Similarly to the Spectrogram block, the Audio MFE processing block extracts time and frequency features from a signal. However it uses a non-linear scale in the frequency domain, called Mel-scale. It performs well on audio data, mostly for non-voice recognition use cases when sounds to be classified can be distinguished by human ear.
MFE spectrogram of an alarm (1-sec window)
Mel-filterbank energy features
- Frame length: The length of each frame in seconds
- Frame stride: The step between successive frame in seconds
- Filter number: The number of triangular filters applied to the spectrogram
- FFT length: The FFT size
- Low frequency: Lowest band edge of Mel-scale filterbanks
- High frequency: Highest band edge of Mel-scale filterbanks
- Noise floor (dB): signal lower than this level will be dropped
The features' extractions is similar to the Spectrogram (Frame length, Frame stride, and FFT length parameters are the same) but it adds 2 extra steps.
After computing the spectrogram, triangular filters are applied on a Mel-scale to extract frequency bands.
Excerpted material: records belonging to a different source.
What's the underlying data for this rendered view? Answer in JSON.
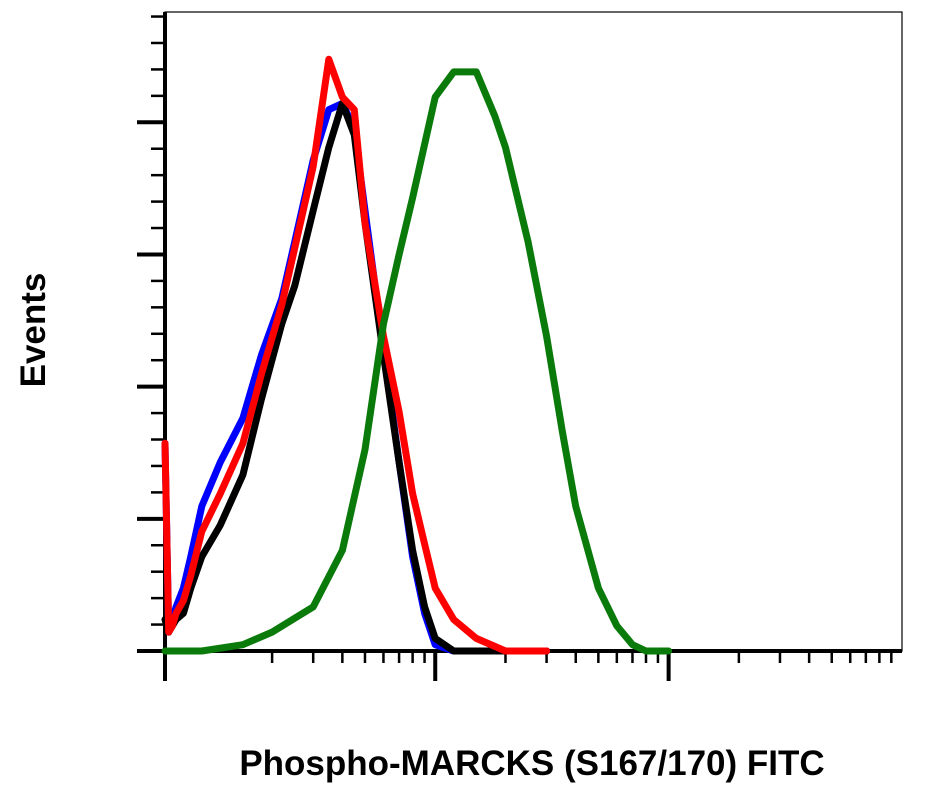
{
  "chart_data": {
    "type": "line",
    "title": "",
    "xlabel": "Phospho-MARCKS (S167/170) FITC",
    "ylabel": "Events",
    "x_scale": "log",
    "xlim": [
      0,
      10000
    ],
    "ylim": [
      0,
      1
    ],
    "grid": false,
    "legend": "none",
    "series": [
      {
        "color": "#0000ff",
        "x": [
          0,
          1,
          2,
          3,
          5,
          7,
          10,
          12,
          15,
          18,
          22,
          25,
          30,
          35,
          40,
          45,
          50,
          60,
          70,
          80,
          90,
          100,
          120,
          150,
          200,
          300
        ],
        "y": [
          0.33,
          0.03,
          0.05,
          0.07,
          0.1,
          0.15,
          0.23,
          0.3,
          0.37,
          0.47,
          0.56,
          0.65,
          0.78,
          0.86,
          0.87,
          0.83,
          0.7,
          0.48,
          0.3,
          0.15,
          0.06,
          0.01,
          0.0,
          0.0,
          0.0,
          0.0
        ]
      },
      {
        "color": "#000000",
        "x": [
          0,
          1,
          2,
          3,
          5,
          7,
          10,
          12,
          15,
          18,
          22,
          25,
          30,
          35,
          40,
          45,
          50,
          60,
          70,
          80,
          90,
          100,
          120,
          150,
          200,
          300
        ],
        "y": [
          0.05,
          0.03,
          0.04,
          0.05,
          0.06,
          0.1,
          0.15,
          0.2,
          0.28,
          0.4,
          0.52,
          0.58,
          0.7,
          0.8,
          0.87,
          0.82,
          0.68,
          0.47,
          0.3,
          0.16,
          0.07,
          0.02,
          0.0,
          0.0,
          0.0,
          0.0
        ]
      },
      {
        "color": "#ff0000",
        "x": [
          0,
          1,
          2,
          3,
          5,
          7,
          10,
          12,
          15,
          18,
          22,
          25,
          30,
          35,
          40,
          45,
          50,
          60,
          70,
          80,
          90,
          100,
          120,
          150,
          200,
          300
        ],
        "y": [
          0.33,
          0.03,
          0.04,
          0.06,
          0.08,
          0.12,
          0.19,
          0.25,
          0.33,
          0.44,
          0.55,
          0.64,
          0.77,
          0.94,
          0.88,
          0.86,
          0.68,
          0.5,
          0.38,
          0.25,
          0.17,
          0.1,
          0.05,
          0.02,
          0.0,
          0.0
        ]
      },
      {
        "color": "#0a7a0a",
        "x": [
          0,
          5,
          10,
          15,
          20,
          30,
          40,
          50,
          60,
          70,
          80,
          100,
          120,
          150,
          180,
          200,
          250,
          300,
          350,
          400,
          500,
          600,
          700,
          800,
          1000
        ],
        "y": [
          0.0,
          0.0,
          0.0,
          0.01,
          0.03,
          0.07,
          0.16,
          0.32,
          0.52,
          0.63,
          0.72,
          0.88,
          0.92,
          0.92,
          0.85,
          0.8,
          0.65,
          0.5,
          0.35,
          0.23,
          0.1,
          0.04,
          0.01,
          0.0,
          0.0
        ]
      }
    ]
  }
}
They are configured with parameters Filter number, Low frequency and High frequency to select the frequency band and the number of frequency features to be extracted. The Mel-scale is a perceptual scale of pitches judged by listeners to be equal in distance from one another. The idea is to extract more features (more filter banks) in the lower frequencies, and less in the high frequencies, thus it performs well on sounds that can be distinguished by human ear.
The last step is to perform a local mean normalization of the signal, applying the Noise floor value to the power spectrum.